Last week, the FTC announced approval of a new Safe Harbor Program under the Children’s Online Privacy Protection Act (COPPA), called iKeepSafe. The program was created by the Internet Keep Safe Coalition, a nonprofit organization that describes its goal as the “creation of positive resources for parents, educators and policymakers who teach youths how to use new media devices and platforms in safe and healthy ways.”
The COPPA Rule affords some flexibility in compliance through use of a safe harbor provision, 16 C.F.R. § 312.10. The provision allows that operators – that is, persons who operate websites or online services that collect personal information from kids – will be deemed to be in compliance with COPPA if they comply with “self-regulatory guidelines.” These guidelines must first be approved by the FTC and must “implement substantially similar requirements that provide the same or greater protections for children” as does the COPPA Rule itself, as well as provide mechanisms for independent assessment of operators’ compliance with the guidelines and disciplinary provisions for noncompliance.
The Rule requires the FTC to announce guideline applications in the Federal Register and solicit public comments. In the case of iKeepSafe, the applicant modified its application in response to comments that its language was overly permissive. Following the changes, the FTC was satisfied that the new language was sufficiently mandatory to comply with the Rule.
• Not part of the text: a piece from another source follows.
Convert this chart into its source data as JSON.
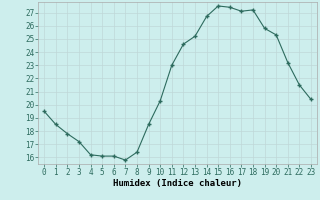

Operators should bear in mind that there are several paths to COPPA compliance; iKeepSafe is one of seven approved programs listed on the FTC website. As the digital environment changes – particularly because COPPA applies to mobile apps and games as well as to traditional websites – it is important for operators to have a clear plan for compliance at all times. These existing safe harbors allow operators to achieve compliance without having to recreate the wheel.